Authors:
(1) Clemencia Siro, University of Amsterdam, Amsterdam, The Netherlands;
(2) Mohammad Aliannejadi, University of Amsterdam, Amsterdam, The Netherlands;
(3) Maarten de Rijke, University of Amsterdam, Amsterdam, The Netherlands.
2 Methodology and 2.1 Experimental data and tasks
2.2 Automatic generation of diverse dialogue contexts
3 Results and Analysis and 3.1 Data statistics
3.2 RQ1: Effect of varying amount of dialogue context
3.3 RQ2: Effect of automatically generated dialogue context
6 Conclusion, Limitations, and Ethical Considerations
7 Acknowledgements and References
In this work, we investigated the impact of varying the dialogue context size and type on crowdsourced evaluation labels. In particular we crowdsourced evaluation labels for two aspects: relevance and usefulness. Our findings reveal that optimal context is dependent on the aspect under evaluation. For relevance annotators tend to agree more on a label when they have access to the whole dialogue context. However this does not hold for the usefulness aspect where we witness high annotator agreement when partial context is available. We show that a simple approach like providing an automatically generated user need through heuristics without revealing the entire dialogue can consistently increase annotator agreement across the two aspects. This implies that we can rely on automatic methods such as the use of LLMs to improve the productivity of the crowdworkers by reducing the amount of dialogue they have to read before evaluating the current response.

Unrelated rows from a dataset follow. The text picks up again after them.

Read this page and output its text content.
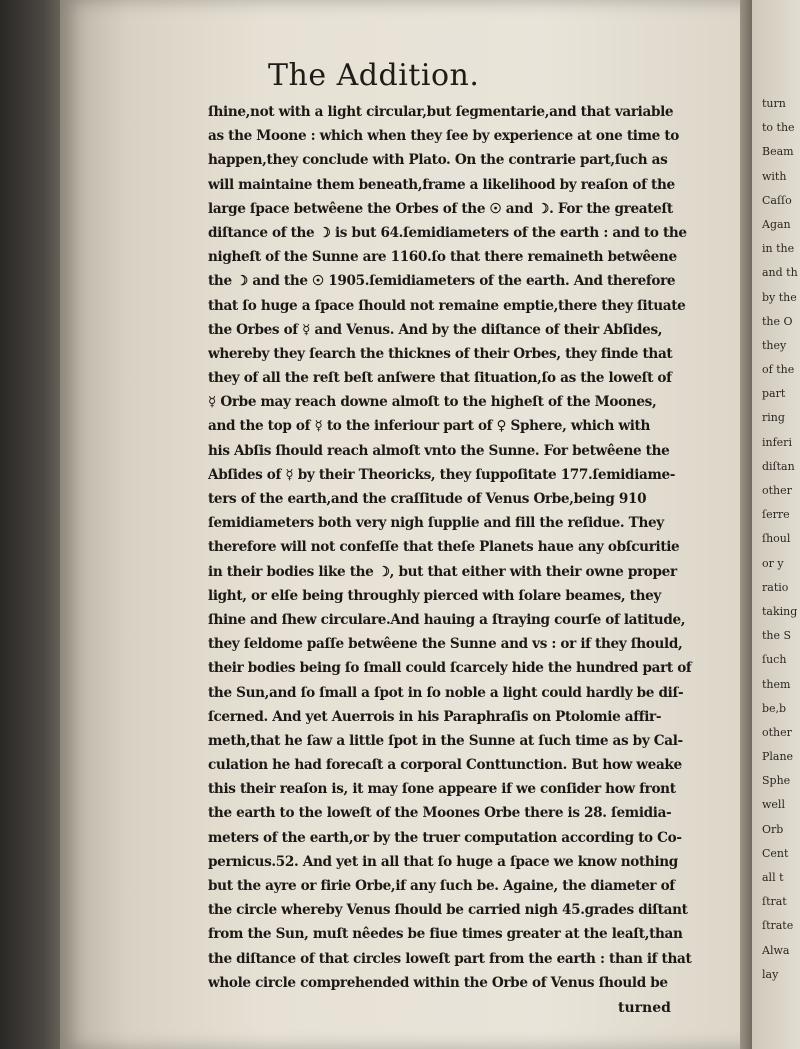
The Addition.
ſhine,not with a light circular,but ſegmentarie,and that variable
as the Moone : which when they ſee by experience at one time to
happen,they conclude with Plato. On the contrarie part,ſuch as
will maintaine them beneath,frame a likelihood by reaſon of the
large ſpace betwêene the Orbes of the ☉ and ☽. For the greateſt
diſtance of the ☽ is but 64.ſemidiameters of the earth : and to the
nigheſt of the Sunne are 1160.ſo that there remaineth betwêene
the ☽ and the ☉ 1905.ſemidiameters of the earth. And therefore
that ſo huge a ſpace ſhould not remaine emptie,there they ſituate
the Orbes of ☿ and Venus. And by the diſtance of their Abſides,
whereby they ſearch the thicknes of their Orbes, they finde that
they of all the reſt beſt anſwere that ſituation,ſo as the loweſt of
☿ Orbe may reach downe almoſt to the higheſt of the Moones,
and the top of ☿ to the inferiour part of ♀ Sphere, which with
his Abſis ſhould reach almoſt vnto the Sunne. For betwêene the
Abſides of ☿ by their Theoricks, they ſuppoſitate 177.ſemidiame-
ters of the earth,and the craſſitude of Venus Orbe,being 910
ſemidiameters both very nigh ſupplie and fill the reſidue. They
therefore will not confeſſe that theſe Planets haue any obſcuritie
in their bodies like the ☽, but that either with their owne proper
light, or elſe being throughly pierced with ſolare beames, they
ſhine and ſhew circulare.And hauing a ſtraying courſe of latitude,
they ſeldome paſſe betwêene the Sunne and vs : or if they ſhould,
their bodies being ſo ſmall could ſcarcely hide the hundred part of
the Sun,and ſo ſmall a ſpot in ſo noble a light could hardly be diſ-
ſcerned. And yet Auerrois in his Paraphraſis on Ptolomie affir-
meth,that he ſaw a little ſpot in the Sunne at ſuch time as by Cal-
culation he had forecaſt a corporal Conttunction. But how weake
this their reaſon is, it may ſone appeare if we conſider how front
the earth to the loweſt of the Moones Orbe there is 28. ſemidia-
meters of the earth,or by the truer computation according to Co-
pernicus.52. And yet in all that ſo huge a ſpace we know nothing
but the ayre or firie Orbe,if any ſuch be. Againe, the diameter of
the circle whereby Venus ſhould be carried nigh 45.grades diſtant
from the Sun, muſt nêedes be fiue times greater at the leaſt,than
the diſtance of that circles loweſt part from the earth : than if that
whole circle comprehended within the Orbe of Venus ſhould be
turned
turn
to the
Beam
with
Caſſo
Agan
in the
and th
by the
the O
they
of the
part
ring
inferi
diſtan
other
ſerre
ſhoul
or y
ratio
taking
the S
ſuch
them
be,b
other
Plane
Sphe
well
Orb
Cent
all t
ſtrat
ſtrate
Alwa
lay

This study contributes towards how LLMs can be integrated in the annotation process to ensure quality labels from the crowdworkers. In this work we used GPT-4 API which is not open source. For future work we will explore the use of open-source LLMs, like Llama-chat (Touvron et al., 2023), to facilitate a more transparent and reproducible experimental framework.

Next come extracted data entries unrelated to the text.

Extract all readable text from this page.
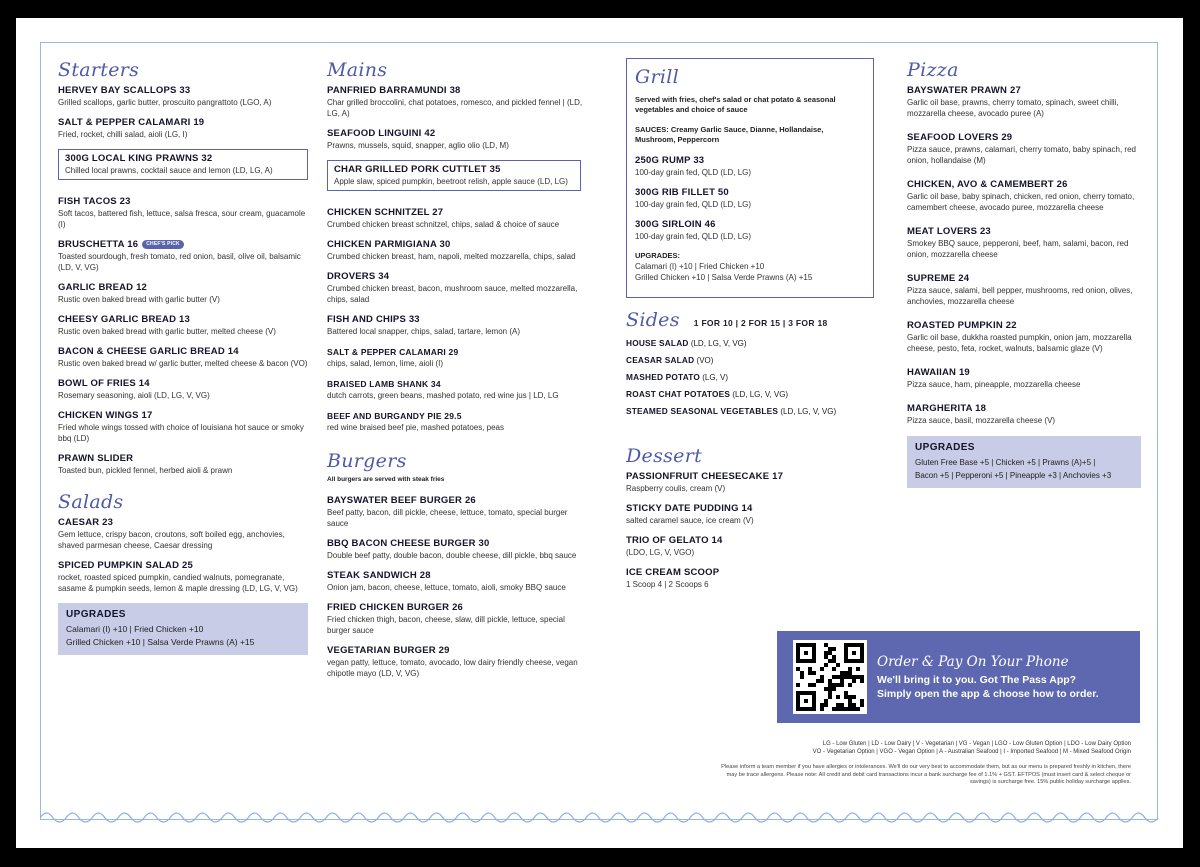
Starters
HERVEY BAY SCALLOPS 33
Grilled scallops, garlic butter, proscuito pangrattoto (LGO, A)
SALT & PEPPER CALAMARI 19
Fried, rocket, chilli salad, aioli (LG, I)
300G LOCAL KING PRAWNS 32
Chilled local prawns, cocktail sauce and lemon (LD, LG, A)
FISH TACOS 23
Soft tacos, battered fish, lettuce, salsa fresca, sour cream, guacamole (I)
BRUSCHETTA 16 CHEF'S PICK
Toasted sourdough, fresh tomato, red onion, basil, olive oil, balsamic (LD, V, VG)
GARLIC BREAD 12
Rustic oven baked bread with garlic butter (V)
CHEESY GARLIC BREAD 13
Rustic oven baked bread with garlic butter, melted cheese (V)
BACON & CHEESE GARLIC BREAD 14
Rustic oven baked bread w/ garlic butter, melted cheese & bacon (VO)
BOWL OF FRIES 14
Rosemary seasoning, aioli (LD, LG, V, VG)
CHICKEN WINGS 17
Fried whole wings tossed with choice of louisiana hot sauce or smoky bbq (LD)
PRAWN SLIDER
Toasted bun, pickled fennel, herbed aioli & prawn
Salads
CAESAR 23
Gem lettuce, crispy bacon, croutons, soft boiled egg, anchovies, shaved parmesan cheese, Caesar dressing
SPICED PUMPKIN SALAD 25
rocket, roasted spiced pumpkin, candied walnuts, pomegranate, sasame & pumpkin seeds, lemon & maple dressing (LD, LG, V, VG)
UPGRADES
Calamari (I) +10 | Fried Chicken +10
Grilled Chicken +10 | Salsa Verde Prawns (A) +15
Mains
PANFRIED BARRAMUNDI 38
Char grilled broccolini, chat potatoes, romesco, and pickled fennel | (LD, LG, A)
SEAFOOD LINGUINI 42
Prawns, mussels, squid, snapper, aglio olio (LD, M)
CHAR GRILLED PORK CUTTLET 35
Apple slaw, spiced pumpkin, beetroot relish, apple sauce (LD, LG)
CHICKEN SCHNITZEL 27
Crumbed chicken breast schnitzel, chips, salad & choice of sauce
CHICKEN PARMIGIANA 30
Crumbed chicken breast, ham, napoli, melted mozzarella, chips, salad
DROVERS 34
Crumbed chicken breast, bacon, mushroom sauce, melted mozzarella, chips, salad
FISH AND CHIPS 33
Battered local snapper, chips, salad, tartare, lemon (A)
SALT & PEPPER CALAMARI 29
chips, salad, lemon, lime, aioli (I)
BRAISED LAMB SHANK 34
dutch carrots, green beans, mashed potato, red wine jus | LD, LG
BEEF AND BURGANDY PIE 29.5
red wine braised beef pie, mashed potatoes, peas
Burgers
All burgers are served with steak fries
BAYSWATER BEEF BURGER 26
Beef patty, bacon, dill pickle, cheese, lettuce, tomato, special burger sauce
BBQ BACON CHEESE BURGER 30
Double beef patty, double bacon, double cheese, dill pickle, bbq sauce
STEAK SANDWICH 28
Onion jam, bacon, cheese, lettuce, tomato, aioli, smoky BBQ sauce
FRIED CHICKEN BURGER 26
Fried chicken thigh, bacon, cheese, slaw, dill pickle, lettuce, special burger sauce
VEGETARIAN BURGER 29
vegan patty, lettuce, tomato, avocado, low dairy friendly cheese, vegan chipotle mayo (LD, V, VG)
Grill
Served with fries, chef's salad or chat potato & seasonal vegetables and choice of sauce
SAUCES: Creamy Garlic Sauce, Dianne, Hollandaise, Mushroom, Peppercorn
250G RUMP 33
100-day grain fed, QLD (LD, LG)
300G RIB FILLET 50
100-day grain fed, QLD (LD, LG)
300G SIRLOIN 46
100-day grain fed, QLD (LD, LG)
UPGRADES:
Calamari (I) +10 | Fried Chicken +10
Grilled Chicken +10 | Salsa Verde Prawns (A) +15
Sides 1 FOR 10 | 2 FOR 15 | 3 FOR 18
HOUSE SALAD (LD, LG, V, VG)
CEASAR SALAD (VO)
MASHED POTATO (LG, V)
ROAST CHAT POTATOES (LD, LG, V, VG)
STEAMED SEASONAL VEGETABLES (LD, LG, V, VG)
Dessert
PASSIONFRUIT CHEESECAKE 17
Raspberry coulis, cream (V)
STICKY DATE PUDDING 14
salted caramel sauce, ice cream (V)
TRIO OF GELATO 14
(LDO, LG, V, VGO)
ICE CREAM SCOOP
1 Scoop 4 | 2 Scoops 6
Pizza
BAYSWATER PRAWN 27
Garlic oil base, prawns, cherry tomato, spinach, sweet chilli, mozzarella cheese, avocado puree (A)
SEAFOOD LOVERS 29
Pizza sauce, prawns, calamari, cherry tomato, baby spinach, red onion, hollandaise (M)
CHICKEN, AVO & CAMEMBERT 26
Garlic oil base, baby spinach, chicken, red onion, cherry tomato, camembert cheese, avocado puree, mozzarella cheese
MEAT LOVERS 23
Smokey BBQ sauce, pepperoni, beef, ham, salami, bacon, red onion, mozzarella cheese
SUPREME 24
Pizza sauce, salami, bell pepper, mushrooms, red onion, olives, anchovies, mozzarella cheese
ROASTED PUMPKIN 22
Garlic oil base, dukkha roasted pumpkin, onion jam, mozzarella cheese, pesto, feta, rocket, walnuts, balsamic glaze (V)
HAWAIIAN 19
Pizza sauce, ham, pineapple, mozzarella cheese
MARGHERITA 18
Pizza sauce, basil, mozzarella cheese (V)
UPGRADES
Gluten Free Base +5 | Chicken +5 | Prawns (A)+5 |
Bacon +5 | Pepperoni +5 | Pineapple +3 | Anchovies +3
Order & Pay On Your Phone
We'll bring it to you. Got The Pass App?
Simply open the app & choose how to order.
LG - Low Gluten | LD - Low Dairy | V - Vegetarian | VG - Vegan | LGO - Low Gluten Option | LDO - Low Dairy Option
VO - Vegetarian Option | VGO - Vegan Option | A - Australian Seafood | I - Imported Seafood | M - Mixed Seafood Origin
Please inform a team member if you have allergies or intolerances. We'll do our very best to accommodate them, but as our menu is prepared freshly in kitchen, there may be trace allergens. Please note: All credit and debit card transactions incur a bank surcharge fee of 1.1% + GST. EFTPOS (must insert card & select cheque or savings) is surcharge free. 15% public holiday surcharge applies.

In this work, we dived into the effect of task design on crowdsourced evaluation labels, specifically the amount and type of context available. Nonetheless our study faces some limitations: the absence of actual user ratings hinders us from claiming an optimal strategy for presenting previous dialogue history. Despite this limitation, we highlight the noteworthy observation of high label consistency in C7 for relevance and C3 for usefulness aspect, which served as our basis for comparison. It is crucial to note that our study is exploratory in nature and thus may be data or task specific. To ensure the applicability and generalizability of our findings, it is imperative to undertake further investigations to ascertain the extent to which these findings can be extrapolated across different tasks and datasets.
Annotator diversity
All participants in this research were master workers recruited exclusively from the United States through Amazon Mechanical Turk (MTurk). While this selection ensured a level of language proficiency and familiarity with the context, it is crucial to note that the findings of this study may not generalize universally due to the specific demographic representation. The restriction to U.S.-based annotators may introduce a limitation in terms of cultural diversity and global perspectives, influencing the external validity of the study.
Annotator bias
Despite the provision of detailed instructions and examples to annotators, potential biases may still arise during the evaluation process due to the diverse backgrounds of the annotators. Cultural biases may be more pronounced if annotators from different cultural backgrounds interpret movie preferences, relevance, or usefulness in divergent ways. Subjective biases may also be influenced by the diverse interpretations of guidelines, as individuals from different backgrounds may have distinct views on dimensions like “relevance” or “usefulness.”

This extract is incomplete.